But `t.attrs["href"]` can be replaced by the shorthand `t["href"]`.


## Exploring some beautiful soup features

In [3]:
import bs4
import urllib
import time
import os

In [5]:
# Once and only once, store a local copy

if os.path.exists("local_copy_dumas_io.html"):
    print("Local copy already exists")
else:
    #download
    with urllib.request.urlopen("https://www.dumas.io/") as http_fp:
        with open("local_copy_dumas_io.html","wb") as local_fp:
            local_fp.write( http_fp.read() )
    print("Downloaded a local copy!")

Local copy already exists


In [7]:
# Convert the local copy to a DOM (soup)
with open("local_copy_dumas_io.html","rb") as fp:
    soup = bs4.BeautifulSoup(fp,"html.parser")

In [10]:
# What kind of tag contains the section heading "Teaching"?

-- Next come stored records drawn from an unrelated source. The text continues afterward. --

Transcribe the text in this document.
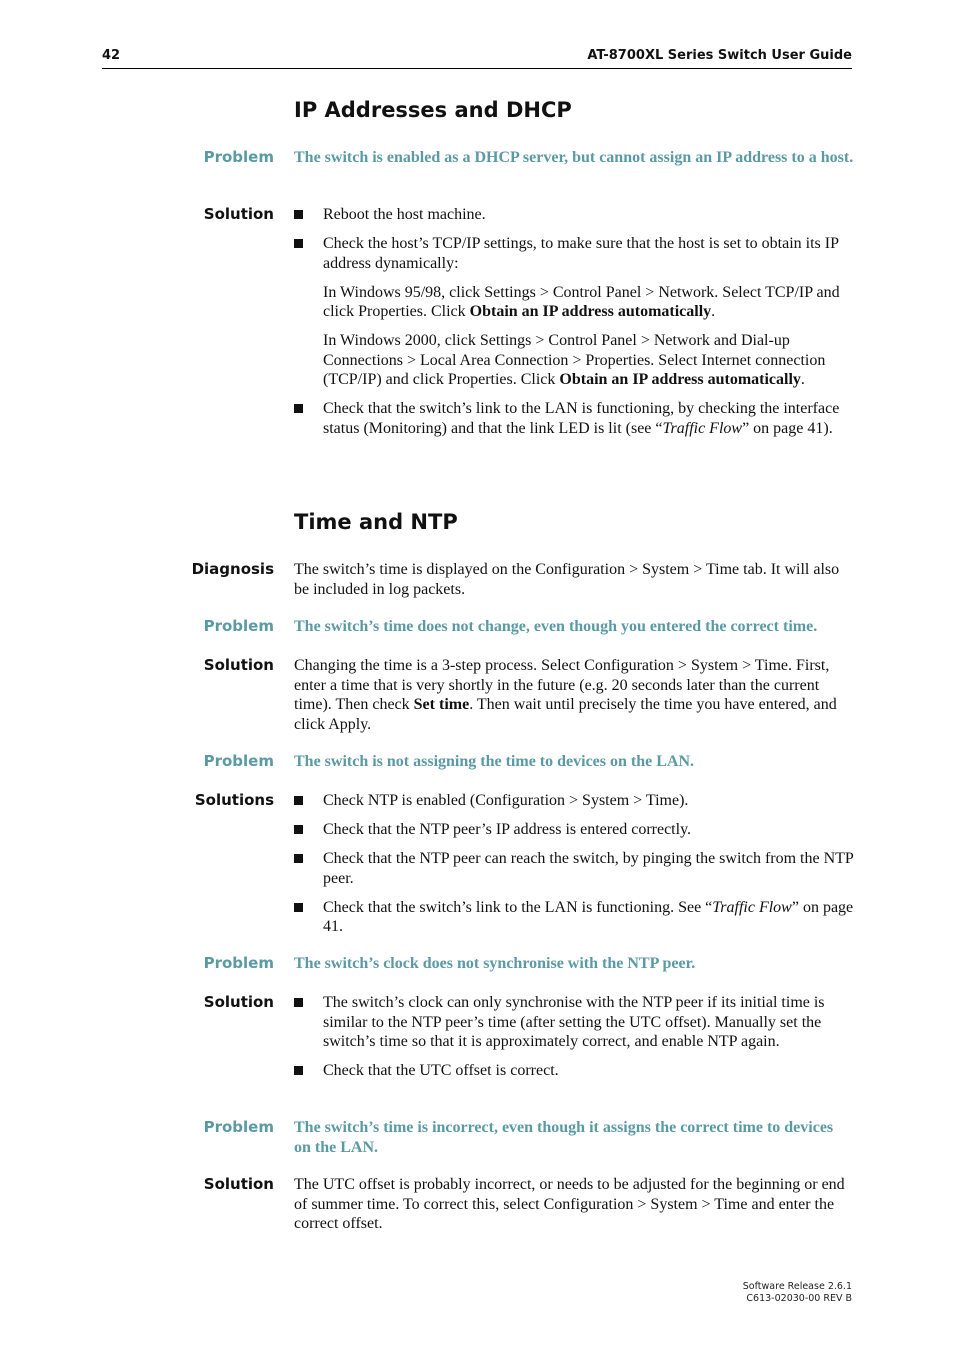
42	AT-8700XL Series Switch User Guide
IP Addresses and DHCP
Problem The switch is enabled as a DHCP server, but cannot assign an IP address to a host.
Solution	Reboot the host machine.
Check the host’s TCP/IP settings, to make sure that the host is set to obtain its IP address dynamically:

In Windows 95/98, click Settings > Control Panel > Network. Select TCP/IP and click Properties. Click Obtain an IP address automatically.

In Windows 2000, click Settings > Control Panel > Network and Dial-up Connections > Local Area Connection > Properties. Select Internet connection (TCP/IP) and click Properties. Click Obtain an IP address automatically.

Check that the switch’s link to the LAN is functioning, by checking the interface status (Monitoring) and that the link LED is lit (see “Traffic Flow” on page 41).
Time and NTP
Diagnosis The switch’s time is displayed on the Configuration > System > Time tab. It will also be included in log packets.
Problem The switch’s time does not change, even though you entered the correct time.
Solution Changing the time is a 3-step process. Select Configuration > System > Time. First, enter a time that is very shortly in the future (e.g. 20 seconds later than the current time). Then check Set time. Then wait until precisely the time you have entered, and click Apply.
Problem The switch is not assigning the time to devices on the LAN.
Solutions	Check NTP is enabled (Configuration > System > Time).
Check that the NTP peer’s IP address is entered correctly.
Check that the NTP peer can reach the switch, by pinging the switch from the NTP peer.
Check that the switch’s link to the LAN is functioning. See “Traffic Flow” on page 41.
Problem The switch’s clock does not synchronise with the NTP peer.
Solution	The switch’s clock can only synchronise with the NTP peer if its initial time is similar to the NTP peer’s time (after setting the UTC offset). Manually set the switch’s time so that it is approximately correct, and enable NTP again.
Check that the UTC offset is correct.
Problem The switch’s time is incorrect, even though it assigns the correct time to devices on the LAN.
Solution The UTC offset is probably incorrect, or needs to be adjusted for the beginning or end of summer time. To correct this, select Configuration > System > Time and enter the correct offset.
Software Release 2.6.1
C613-02030-00 REV B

for tag in soup.find_all(True):
    if tag.string == "Teaching":
        print("Found it!")
        teaching_heading = tag
        break

Found it!


In [12]:
# What kind of tag?
teaching_heading.name

'h3'

In [13]:
# Are there any tags inside this one?
teaching_heading.contents

['Teaching']

In [15]:
UIC_course_list = teaching_heading.parent.ul.ul # <---- courses at UIC
                    #              ^-div  ^- list of places

In [18]:
UIC_courses = UIC_course_list.find_all("li")

In [19]:
len(UIC_courses)

34

In [23]:
for link in UIC_course_list.find_all("a"):
    print("Link text:",link.string)
    print("Link dest:",link["href"])
    print()

Link text: MCS 275: Programming Tools and File Management
Link dest: https://uic.blackboard.com/ultra/courses/_267469_1/outline

Link text: Math 547: Algebraic Topology I
Link dest: /teaching/2023/fall/math547/

Link text: MCS 275: Programming Tools and File Management
Link dest: /teaching/2023/spring/mcs275/

Link text: Math 549: Differentiable Manifolds I
Link dest: /teaching/2022/fall/math549/

Link text: MCS 275: Programming Tools and File Management
Link dest: /teaching/2022/spring/mcs275/

Link text: MCS 260: Introduction to Computer Science
Link dest: /teaching/2021/fall/mcs260/

Link text: MCS 275: Programming Tools and File Management
Link dest: /teaching/2021/spring/mcs275/

Link text: MCS 260: Introduction to Computer Science
Link dest: /teaching/2020/fall/mcs260/

Link text: Math 445: Introduction to Topology I
Link dest: /teaching/2019/spring/math445/

Link text: Math 550: Differentiable Manifolds II
Link dest: /teaching/2019/spring/math550/

Link text: Math 320: Linear Al

## UIC academic calendar scraper work

In [24]:
import bs4
import urllib
import time
import os
# Once and only once, store a local copy

if os.path.exists("uic_academic_calendar.html"):
    print("Local copy already exists")
else:
    #download
    with urllib.request.urlopen("https://catalog.uic.edu/ucat/academic-calendar/") as http_fp:
        with open("uic_academic_calendar.html","wb") as local_fp:
            local_fp.write( http_fp.read() )
    print("Downloaded a local copy!")

Downloaded a local copy!


In [25]:
with open("uic_academic_calendar.html","rb") as fp:
    soup = bs4.BeautifulSoup(fp,"html.parser")

In [27]:
for tag in soup.find_all("h2"):
    if "2023-2024 academic calendar" in tag.text.lower():
        target_h2 = tag
        break
        

In [30]:
ay_table = target_h2.find_next_sibling("table")  # first table after the h2

In [42]:
import csv

with open("uic_ay2023_2024.csv","w",newline="",encoding="UTF-8") as fp:
    writer = csv.writer(fp)
    semester = None
    for row in ay_table.find_all("tr"):
        tds = row.find_all("td")
        if len(tds) != 2:
            continue
        if tds[1].string is None:
            if "summer" in tds[0].string.lower():
                semester = None  # how we'll ignore summer
            else:
                semester = tds[0].string
        else:
            if semester is not None:
                writer.writerow([semester,tds[0].string,tds[1].string])